Originally, the logics in the G-family were constructed as logics requiring a positive instance before we are allowed to apply RC. This is reflected in the definition of the set of G-abnormalities. In order to derive a formula like \(\forall{x}(Px\supset Qx)\) on its corresponding condition, a positive instance, e. g., \(Pa\wedge Qa\), is needed. Examples like (11.36) and (11.B62) show, however, that such a positive instance is not always required in order to G-derive a generalization. The logic IC, it seems, does much better in this respect.
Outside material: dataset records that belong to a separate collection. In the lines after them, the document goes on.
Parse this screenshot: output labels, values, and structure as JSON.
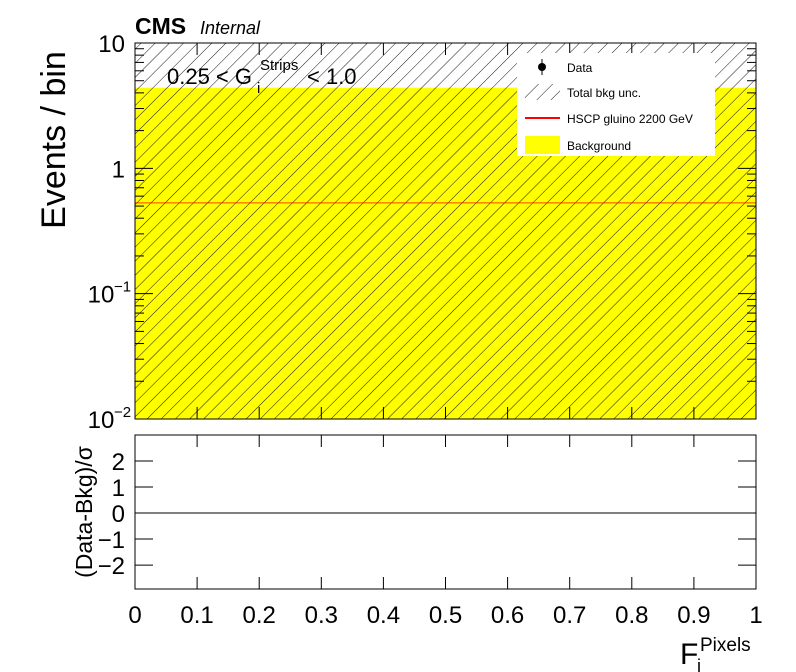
{
  "chart_data": [
    {
      "type": "histogram",
      "title": "CMS",
      "subtitle": "Internal",
      "ylabel": "Events / bin",
      "annotation": {
        "text": "0.25 < G",
        "sub": "i",
        "sup": "Strips",
        "tail": "< 1.0"
      },
      "bins": [
        0,
        1
      ],
      "series": [
        {
          "name": "Data",
          "color": "#000000",
          "values": [
            null
          ]
        },
        {
          "name": "Total bkg unc.",
          "color": "#000000",
          "values": [
            4.4
          ],
          "errors": [
            6
          ],
          "hatch": true
        },
        {
          "name": "HSCP gluino 2200 GeV",
          "color": "#ff0000",
          "values": [
            0.53
          ]
        },
        {
          "name": "Background",
          "color": "#ffff00",
          "values": [
            4.4
          ]
        }
      ],
      "xlim": [
        0,
        1
      ],
      "ylim": [
        0.01,
        10
      ],
      "log_scale": true,
      "yticks": [
        {
          "value": 0.01,
          "label": "10",
          "exponent": "−2"
        },
        {
          "value": 0.1,
          "label": "10",
          "exponent": "−1"
        },
        1,
        10
      ],
      "legend": "upper right"
    },
    {
      "type": "ratio",
      "ylabel": "(Data-Bkg)/σ",
      "xlabel": {
        "text": "F",
        "sub": "i",
        "sup": "Pixels"
      },
      "xlim": [
        0,
        1
      ],
      "xticks": [
        0,
        0.1,
        0.2,
        0.3,
        0.4,
        0.5,
        0.6,
        0.7,
        0.8,
        0.9,
        1
      ],
      "ylim": [
        -2.92,
        3
      ],
      "yticks": [
        {
          "value": -2,
          "label": "−2"
        },
        {
          "value": -1,
          "label": "−1"
        },
        0,
        1,
        2
      ],
      "reference_line": 0
    }
  ]
}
However, it still does not fully live up to the requirement for a positive instance before generalizing, as the following IC-proof from \(\Gamma_{9}=\{\neg Ra\wedge\neg Ba,Rb,Bc\}\) illustrates (where \(A_{0},A_{1},\ldots,A_{n}\in\mathcal{A}^{f1}\), \({\dagger}((A_{1}\wedge\ldots\wedge A_{n})\rightarrow A_{0})\) abbreviates \(\exists(A_{1}\wedge\ldots\wedge A_{n}\wedge A_{0})\wedge\neg\forall((A_{1}\wedge\ldots\wedge A_{n})\rightarrow A_{0})\)).
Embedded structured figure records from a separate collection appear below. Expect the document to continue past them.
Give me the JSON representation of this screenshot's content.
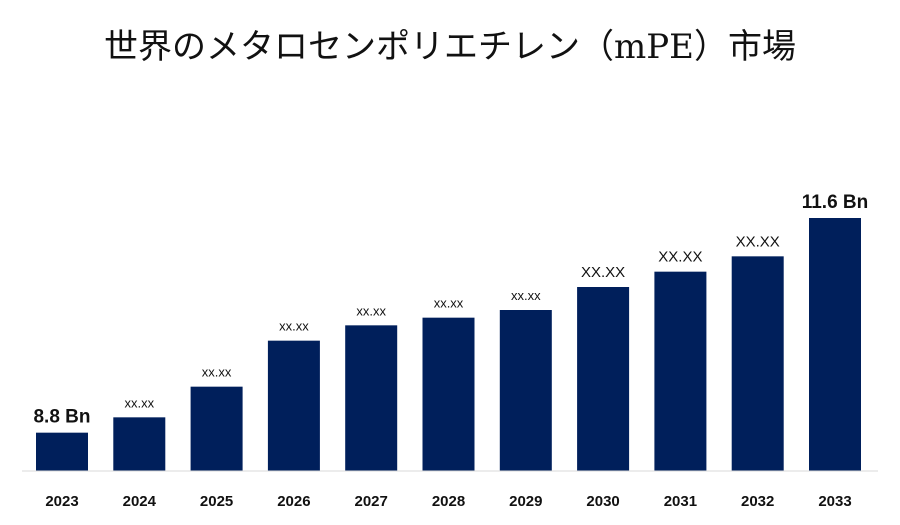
{
  "chart_data": {
    "type": "bar",
    "title": "世界のメタロセンポリエチレン（mPE）市場",
    "categories": [
      "2023",
      "2024",
      "2025",
      "2026",
      "2027",
      "2028",
      "2029",
      "2030",
      "2031",
      "2032",
      "2033"
    ],
    "values": [
      8.8,
      9.0,
      9.4,
      10.0,
      10.2,
      10.3,
      10.4,
      10.7,
      10.9,
      11.1,
      11.6
    ],
    "data_labels": [
      "8.8 Bn",
      "xx.xx",
      "xx.xx",
      "xx.xx",
      "xx.xx",
      "xx.xx",
      "xx.xx",
      "XX.XX",
      "XX.XX",
      "XX.XX",
      "11.6 Bn"
    ],
    "bar_color": "#001f5b",
    "ylim": [
      8.3,
      11.6
    ],
    "grid": false,
    "legend": "none"
  }
}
$$\begin{array}[]{ll@{\kern 30mm}l}1&\neg Ra\wedge\neg Ba\kern 85.358268pt&\text{Prem}\\ &\hskip 17.071654pt\emptyset\kern 85.358268pt&\\ 2&Rb\kern 85.358268pt&\text{Prem}\\ &\hskip 17.071654pt\emptyset\kern 85.358268pt&\\ 3&Bc\kern 85.358268pt&\text{Prem}\\ &\hskip 17.071654pt\emptyset\kern 85.358268pt&\\ \end{array}$$

$$\begin{array}[]{lll}4&\forall{x}(\neg Bx\rightarrow\neg Rx)&1;\text{RC}\\ &\hskip 17.071654pt\{{\dagger}(\neg Bx\rightarrow\neg Rx)\}&\\ 5&Bb&2,4;\text{RU}\\ &\hskip 17.071654pt\{{\dagger}(\neg Bx\rightarrow\neg Rx)\}&\\ 6&\forall{x}(Rx\rightarrow Bx)&2,5;\text{RC}\\ &\hskip 17.071654pt\{{\dagger}(Rx\rightarrow Bx),{\dagger}(\neg Bx\rightarrow\neg Rx)\}&\\ \end{array}$$

The key step in this proof is the derivation of Bb at line 5, which together with Rb provides us with a positive instance of the raven hypothesis. Bb is derivable from lines 2 and 4 in view of CL and (11.B57). Except for the formulas \(\exists{x}Rx\wedge\exists{x}\neg Rx\) and \(\exists{x}Bx\wedge\exists{x}\neg Bx\), no minimal Dab-formulas are \(\mathbf{CL^{\rightarrow}}\)-derivable from Γ₉. Therefore

$$\Gamma_{9}\vdash_{\mathbf{IC}}\forall{x}(Rx\rightarrow Bx)\;.$$

(11.B66)

As (11.B61) illustrates the logic IC avoids the raven paradox in its original formulation. A possible drawback of IC is that it does not fully meet the demand for a positive instance when confirming a hypothesis (Sect. 11.4.3). It is left open whether it is possible and desirable to further extend IC so as to fully meet this demand.